# Attack of the Puff Ferry



## ebnash (Mar 5, 2017)

I got home form work today driving right by the mailbox just looking forward to sitting on the deck with a cigar and a beer. An hour ago, my wife asks if we got any mail today. So I go out and walk up the hill and I hear a ticking noise coming from the mailbox. Sure enough, another mystery bombing form the Puff Ferry. I was certainly not expecting to be attacked in this war. 

Great bunch of sticks I have never laid hands on and a very nice note. Thanks so much for the generosity, whoever you are. These will be greatly enjoyed.


----------



## UBC03 (Nov 18, 2015)

Nicely done. AGAIN

Sent from my SM-G925V using Tapatalk


----------



## Alrightdriver (May 2, 2017)

Awesome!

Sent from my LGL82VL using Tapatalk


----------



## csk415 (Sep 6, 2016)

Very nice mystery bomber.


----------



## Kidvegas (Oct 17, 2016)

Another nice strike...whoever you are 


Sent from my iPhone using Tapatalk


----------



## StillPuffin (Jan 26, 2017)

Nice hit!


----------



## WABOOM (Oct 15, 2015)

Nice hit. Btw, Is it still a mystery?


----------



## blackrabbit (Jan 29, 2017)

Bobby traced the bomber to a city/town, but I don't think the terrorist has been identified yet.


----------



## JtAv8tor (Apr 12, 2017)

Sent from my iPhone using Tapatalk Pro


----------



## MattT (May 31, 2017)

Getting a kick out of the return addys on these...

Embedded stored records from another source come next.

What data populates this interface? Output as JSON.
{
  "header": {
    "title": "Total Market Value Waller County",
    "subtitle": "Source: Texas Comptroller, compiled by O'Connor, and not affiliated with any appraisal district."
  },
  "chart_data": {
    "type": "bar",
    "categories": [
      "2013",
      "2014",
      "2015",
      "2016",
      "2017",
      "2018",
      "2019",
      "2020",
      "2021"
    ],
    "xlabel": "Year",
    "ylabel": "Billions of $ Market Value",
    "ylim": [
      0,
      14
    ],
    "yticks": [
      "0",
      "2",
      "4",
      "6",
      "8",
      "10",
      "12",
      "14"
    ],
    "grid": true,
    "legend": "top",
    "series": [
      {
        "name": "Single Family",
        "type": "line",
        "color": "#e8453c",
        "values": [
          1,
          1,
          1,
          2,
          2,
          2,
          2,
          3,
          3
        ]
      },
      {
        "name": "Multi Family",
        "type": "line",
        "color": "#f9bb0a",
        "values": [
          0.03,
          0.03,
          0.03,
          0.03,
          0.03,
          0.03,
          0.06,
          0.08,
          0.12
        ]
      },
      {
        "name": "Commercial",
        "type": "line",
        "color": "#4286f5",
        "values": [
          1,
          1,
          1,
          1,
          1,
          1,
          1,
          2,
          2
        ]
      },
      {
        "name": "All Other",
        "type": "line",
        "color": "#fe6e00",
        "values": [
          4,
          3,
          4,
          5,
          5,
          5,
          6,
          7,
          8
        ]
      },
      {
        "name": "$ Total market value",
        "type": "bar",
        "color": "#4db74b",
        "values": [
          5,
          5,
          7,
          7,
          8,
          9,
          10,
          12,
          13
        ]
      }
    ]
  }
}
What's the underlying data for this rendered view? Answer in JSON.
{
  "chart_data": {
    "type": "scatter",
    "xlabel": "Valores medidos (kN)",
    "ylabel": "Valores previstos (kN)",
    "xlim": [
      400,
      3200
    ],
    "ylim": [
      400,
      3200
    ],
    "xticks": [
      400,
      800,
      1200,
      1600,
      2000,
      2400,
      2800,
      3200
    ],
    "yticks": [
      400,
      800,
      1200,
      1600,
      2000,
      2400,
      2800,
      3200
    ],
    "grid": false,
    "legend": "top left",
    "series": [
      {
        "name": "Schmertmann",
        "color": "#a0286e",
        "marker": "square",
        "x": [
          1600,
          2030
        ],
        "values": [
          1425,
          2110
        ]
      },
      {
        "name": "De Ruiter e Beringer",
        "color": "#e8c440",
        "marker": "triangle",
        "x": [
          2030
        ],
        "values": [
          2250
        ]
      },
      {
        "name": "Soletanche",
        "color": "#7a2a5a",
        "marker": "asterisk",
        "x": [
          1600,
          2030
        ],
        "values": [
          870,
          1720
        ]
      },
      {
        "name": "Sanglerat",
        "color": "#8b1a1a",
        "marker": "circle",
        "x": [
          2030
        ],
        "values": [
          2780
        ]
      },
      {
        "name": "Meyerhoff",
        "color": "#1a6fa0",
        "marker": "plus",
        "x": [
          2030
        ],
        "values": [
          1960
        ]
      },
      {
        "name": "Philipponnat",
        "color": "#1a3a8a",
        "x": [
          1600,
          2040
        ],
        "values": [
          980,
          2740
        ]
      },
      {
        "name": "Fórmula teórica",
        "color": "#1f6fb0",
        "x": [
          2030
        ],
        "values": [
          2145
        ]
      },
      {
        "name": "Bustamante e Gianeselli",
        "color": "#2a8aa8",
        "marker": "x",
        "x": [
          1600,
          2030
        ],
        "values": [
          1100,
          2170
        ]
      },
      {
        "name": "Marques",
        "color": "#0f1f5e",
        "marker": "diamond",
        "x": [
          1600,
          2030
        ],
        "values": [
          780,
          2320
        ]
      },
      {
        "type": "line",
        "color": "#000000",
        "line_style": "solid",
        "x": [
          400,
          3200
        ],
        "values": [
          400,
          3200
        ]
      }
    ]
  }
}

Sent from my FRD-L04 using Tapatalk


----------



## poppajon75 (Apr 10, 2016)

This PUFFer is on a mission! 

Sent from my SM-G900P using Tapatalk


----------



## mrolland5500 (Dec 31, 2016)

This guy was the Commander of Covert Operations for Seal Team Six!!!!!! 


Sent from my iPhone using Tapatalk


----------



## SoCal Gunner (Apr 7, 2016)

That is awesome!


----------



## UBC03 (Nov 18, 2015)

Did we ever pinpoint the perpetrator?

Sent from my SM-G925V using Tapatalk


----------



## JtAv8tor (Apr 12, 2017)

UBC03 said:


> Did we ever pinpoint the perpetrator?
> 
> Sent from my SM-G925V using Tapatalk


Oh I know who and where just waiting for the right time

Sent from my iPhone using Tapatalk Pro


----------



## mrolland5500 (Dec 31, 2016)

JtAv8tor said:


> Oh I know who and where just waiting for the right time
> 
> Sent from my iPhone using Tapatalk Pro


Whoa do tell!!

Sent from my SM-N920V using Tapatalk


----------



## ebnash (Mar 5, 2017)

mrolland5500 said:


> JtAv8tor said:
> 
> 
> > Oh I know who and where just waiting for the right time
> ...


Yes, enquiring victims would like to know.


----------



## JtAv8tor (Apr 12, 2017)

ebnash said:


> Yes, enquiring victims would like to know.


It will be revealed in due time for sure

Sent from my iPhone using Tapatalk Pro


----------



## MisterSurgery (Aug 20, 2006)

With a return address like that on the package, you can now safely assume you're on a list.



Sent from my iPhone using Tapatalk


----------